Twenty years ago this week, the Redskins participated in Super Bowl hype for the last time. Yes, you’re getting old.
In honor of this gruesome anniversary, I will provide daily updates of what people were writing 20 years ago each day. Until it gets too depressing. Which might have already happened.
John Madden predicts Redskins victory
“It starts with RFK Stadium,” Madden was quoted saying in the Boston Herald. “It’s just a football stadium — no track, no baseball field, it’s not brand new, it doesn’t have a lot of luxury boxes or other fancy things. The fans make a lot of noise and they have a band that sits in the end zone. They have a fight song, they play outdoors on real grass, taking whatever the elements bring.
“They have a big old offensive line they call the Hogs. Even their skill guys are tough guys. Look at Gary Clark: shirttail hanging out, mouthpiece dangling. Every time he gets hit, he has to put his shoulder pads back in. It’s just a feeling you get at RFK that this is football as it should be played.”
Gibbs on the Posse
“Art is a rock, nothing shakes him up,” Joe Gibbs said, also in the Herald. “Ricky is always walking around patting people. You never have to worry about Ricky being upset. Gary is moody and up and down. Sometimes you catch him on a good day. Sometimes you catch him on a bad one.”

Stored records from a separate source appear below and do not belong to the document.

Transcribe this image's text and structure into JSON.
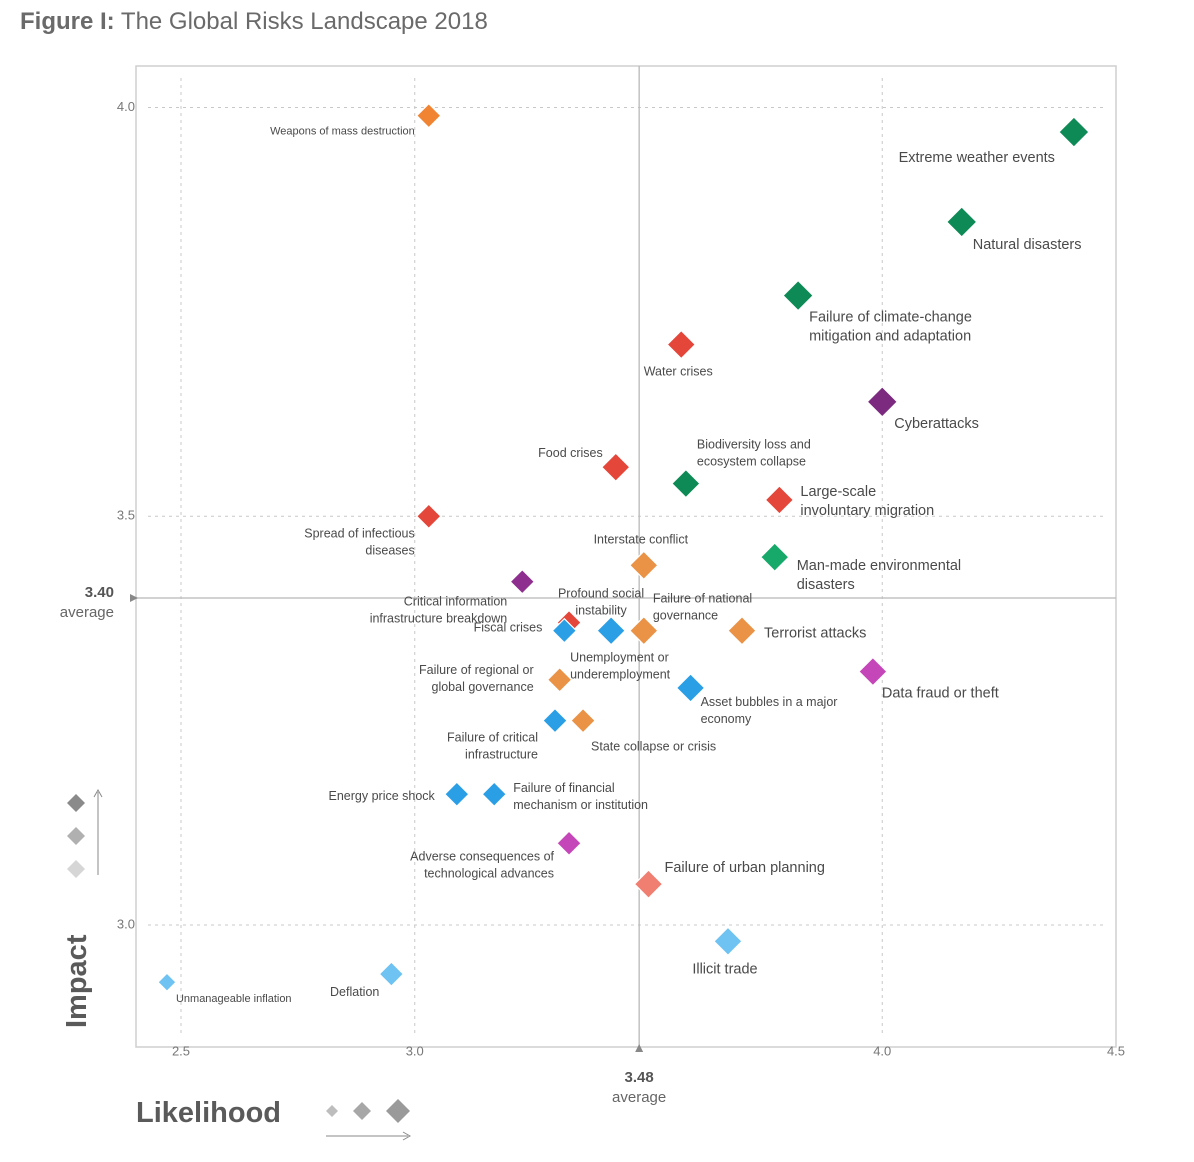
{
  "figure": {
    "title_prefix": "Figure I:",
    "title": "The Global Risks Landscape 2018"
  },
  "chart_data": {
    "type": "scatter",
    "xlabel": "Likelihood",
    "ylabel": "Impact",
    "xlim": [
      2.4,
      4.5
    ],
    "ylim": [
      2.85,
      4.05
    ],
    "x_ticks": [
      {
        "value": 2.5,
        "label": "2.5"
      },
      {
        "value": 3.0,
        "label": "3.0"
      },
      {
        "value": 4.0,
        "label": "4.0"
      },
      {
        "value": 4.5,
        "label": "4.5"
      }
    ],
    "y_ticks": [
      {
        "value": 3.0,
        "label": "3.0"
      },
      {
        "value": 3.5,
        "label": "3.5"
      },
      {
        "value": 4.0,
        "label": "4.0"
      }
    ],
    "x_average": {
      "value": 3.48,
      "label": "3.48",
      "word": "average"
    },
    "y_average": {
      "value": 3.4,
      "label": "3.40",
      "word": "average"
    },
    "grid": "dashed",
    "category_colors": {
      "economic": "#2b9fe6",
      "economic_light": "#6ec3f2",
      "environmental": "#0d8a55",
      "environmental_light": "#16a96a",
      "geopolitical": "#ea9347",
      "geopolitical_orange": "#f18432",
      "societal": "#e5463a",
      "societal_light": "#f07f72",
      "technological": "#7b2a80",
      "technological_light": "#c546b8"
    },
    "points": [
      {
        "name": "Weapons of mass destruction",
        "x": 3.03,
        "y": 3.99,
        "color": "#f18432",
        "size": 1,
        "lines": [
          "Weapons of mass destruction"
        ]
      },
      {
        "name": "Extreme weather events",
        "x": 4.41,
        "y": 3.97,
        "color": "#0d8a55",
        "size": 3,
        "lines": [
          "Extreme weather events"
        ]
      },
      {
        "name": "Natural disasters",
        "x": 4.17,
        "y": 3.86,
        "color": "#0d8a55",
        "size": 3,
        "lines": [
          "Natural disasters"
        ]
      },
      {
        "name": "Failure of climate-change mitigation and adaptation",
        "x": 3.82,
        "y": 3.77,
        "color": "#0d8a55",
        "size": 3,
        "lines": [
          "Failure of climate-change",
          "mitigation and adaptation"
        ]
      },
      {
        "name": "Water crises",
        "x": 3.57,
        "y": 3.71,
        "color": "#e5463a",
        "size": 2,
        "lines": [
          "Water crises"
        ]
      },
      {
        "name": "Cyberattacks",
        "x": 4.0,
        "y": 3.64,
        "color": "#7b2a80",
        "size": 3,
        "lines": [
          "Cyberattacks"
        ]
      },
      {
        "name": "Food crises",
        "x": 3.43,
        "y": 3.56,
        "color": "#e5463a",
        "size": 2,
        "lines": [
          "Food crises"
        ]
      },
      {
        "name": "Biodiversity loss and ecosystem collapse",
        "x": 3.58,
        "y": 3.54,
        "color": "#0d8a55",
        "size": 2,
        "lines": [
          "Biodiversity loss and",
          "ecosystem collapse"
        ]
      },
      {
        "name": "Large-scale involuntary migration",
        "x": 3.78,
        "y": 3.52,
        "color": "#e5463a",
        "size": 2,
        "lines": [
          "Large-scale",
          "involuntary migration"
        ]
      },
      {
        "name": "Spread of infectious diseases",
        "x": 3.03,
        "y": 3.5,
        "color": "#e5463a",
        "size": 1,
        "lines": [
          "Spread of infectious",
          "diseases"
        ]
      },
      {
        "name": "Man-made environmental disasters",
        "x": 3.77,
        "y": 3.45,
        "color": "#16a96a",
        "size": 2,
        "lines": [
          "Man-made environmental",
          "disasters"
        ]
      },
      {
        "name": "Interstate conflict",
        "x": 3.49,
        "y": 3.44,
        "color": "#ea9347",
        "size": 2,
        "lines": [
          "Interstate conflict"
        ]
      },
      {
        "name": "Critical information infrastructure breakdown",
        "x": 3.23,
        "y": 3.42,
        "color": "#8e2e8e",
        "size": 1,
        "lines": [
          "Critical information",
          "infrastructure breakdown"
        ]
      },
      {
        "name": "Profound social instability",
        "x": 3.33,
        "y": 3.37,
        "color": "#e5463a",
        "size": 1,
        "lines": [
          "Profound social",
          "instability"
        ]
      },
      {
        "name": "Fiscal crises",
        "x": 3.32,
        "y": 3.36,
        "color": "#2b9fe6",
        "size": 1,
        "lines": [
          "Fiscal crises"
        ]
      },
      {
        "name": "Unemployment or underemployment",
        "x": 3.42,
        "y": 3.36,
        "color": "#2b9fe6",
        "size": 2,
        "lines": [
          "Unemployment or",
          "underemployment"
        ]
      },
      {
        "name": "Failure of national governance",
        "x": 3.49,
        "y": 3.36,
        "color": "#ea9347",
        "size": 2,
        "lines": [
          "Failure of national",
          "governance"
        ]
      },
      {
        "name": "Terrorist attacks",
        "x": 3.7,
        "y": 3.36,
        "color": "#ea9347",
        "size": 2,
        "lines": [
          "Terrorist attacks"
        ]
      },
      {
        "name": "Data fraud or theft",
        "x": 3.98,
        "y": 3.31,
        "color": "#c546b8",
        "size": 2,
        "lines": [
          "Data fraud or theft"
        ]
      },
      {
        "name": "Failure of regional or global governance",
        "x": 3.31,
        "y": 3.3,
        "color": "#ea9347",
        "size": 1,
        "lines": [
          "Failure of regional or",
          "global governance"
        ]
      },
      {
        "name": "Asset bubbles in a major economy",
        "x": 3.59,
        "y": 3.29,
        "color": "#2b9fe6",
        "size": 2,
        "lines": [
          "Asset bubbles in a major",
          "economy"
        ]
      },
      {
        "name": "Failure of critical infrastructure",
        "x": 3.3,
        "y": 3.25,
        "color": "#2b9fe6",
        "size": 1,
        "lines": [
          "Failure of critical",
          "infrastructure"
        ]
      },
      {
        "name": "State collapse or crisis",
        "x": 3.36,
        "y": 3.25,
        "color": "#ea9347",
        "size": 1,
        "lines": [
          "State collapse or crisis"
        ]
      },
      {
        "name": "Energy price shock",
        "x": 3.09,
        "y": 3.16,
        "color": "#2b9fe6",
        "size": 1,
        "lines": [
          "Energy price shock"
        ]
      },
      {
        "name": "Failure of financial mechanism or institution",
        "x": 3.17,
        "y": 3.16,
        "color": "#2b9fe6",
        "size": 1,
        "lines": [
          "Failure of financial",
          "mechanism or institution"
        ]
      },
      {
        "name": "Adverse consequences of technological advances",
        "x": 3.33,
        "y": 3.1,
        "color": "#c546b8",
        "size": 1,
        "lines": [
          "Adverse consequences of",
          "technological advances"
        ]
      },
      {
        "name": "Failure of urban planning",
        "x": 3.5,
        "y": 3.05,
        "color": "#f07f72",
        "size": 2,
        "lines": [
          "Failure of urban planning"
        ]
      },
      {
        "name": "Illicit trade",
        "x": 3.67,
        "y": 2.98,
        "color": "#6ec3f2",
        "size": 2,
        "lines": [
          "Illicit trade"
        ]
      },
      {
        "name": "Deflation",
        "x": 2.95,
        "y": 2.94,
        "color": "#6ec3f2",
        "size": 1,
        "lines": [
          "Deflation"
        ]
      },
      {
        "name": "Unmanageable inflation",
        "x": 2.47,
        "y": 2.93,
        "color": "#6ec3f2",
        "size": 0,
        "lines": [
          "Unmanageable inflation"
        ]
      }
    ]
  },
  "legend": {
    "impact_icons": [
      "dark-diamond-icon",
      "medium-diamond-icon",
      "light-diamond-icon"
    ],
    "likelihood_icons": [
      "small-diamond-icon",
      "medium-diamond-icon",
      "large-diamond-icon"
    ]
  }
}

Ernie Accorsi calls the Skins ‘flawless’
“When we’ve interviewed defensive coordinators for our head coaching job — and with two changes in the last few years, we’ve interviewed a lot of them — we ask which team they’ve faced has been most difficult to defend,” the then-Browns executive told the AP. “It’s almost unanimously Washington.
“They execute their system so perfectly. People take their offense other places. That’s a tribute. They’re so flawless, so balanced. Shut down the run, they’ll throw 350 yards on you. That’s a perfect team. They’re built to play anywhere, anytime.”
Theismann on Gibbs
“If he’s a stock, how much higher can he go?” said Theismann, then an ESPN analyst, in a call with reporters. “Where do you go when you’re at the top, when you’re the best in the game. Maybe lordship or sainthood?”
The Bandwagon departs
Then-Post sports editor George Solomon wrote a brief piece on the departure of Tony and friends. Quoting George:
A 33-foot recreational vehicle, the outside painted to create a real look for Washington Post columnist Tony Kornheiser’s mythical bandwagon, left Washington yesterday on its way to Minneapolis and Super Bowl XXVI....Washington Post executives, led by Candace Medd, director of circulation-marketing, suggested Kornheiser be driven to the Super Bowl in a “bandwagon type” vehicle.
“I think we’ve seized the moment,” Medd said. “The bandwagon is a fun column that snowballed.”
Joining Kornheiser for the 1,150-mile drive will be Jeanne McManus, The Post’s deputy sports editor who will supervise the newspaper’s Super Bowl coverage, and Norman Chad, a Kornheiser nemesis whose columns appear in The Post and Sports Illustrated.
Oh, to have live blogged from that RV.
Jack Kent Cooke’s legacy
“It’s the finest organization in professional sports,” Cooke told The Post in a massive A1 feature about the team’s front office. “There’s continuity and trust. Joe Gibbs and Charles Casserly simply put are at the top of their professions. I wouldn’t say I have absolute trust in them, but it’s pretty close....
“You get good people and you give them the things they need to succeed. That’s our formula, and the success here will continue long after I’m gone. My son John and his son John will continue the tradition of the Redskins. And if they don’t, heaven help them because I’ll be watching from below or above, wherever I happen to be.”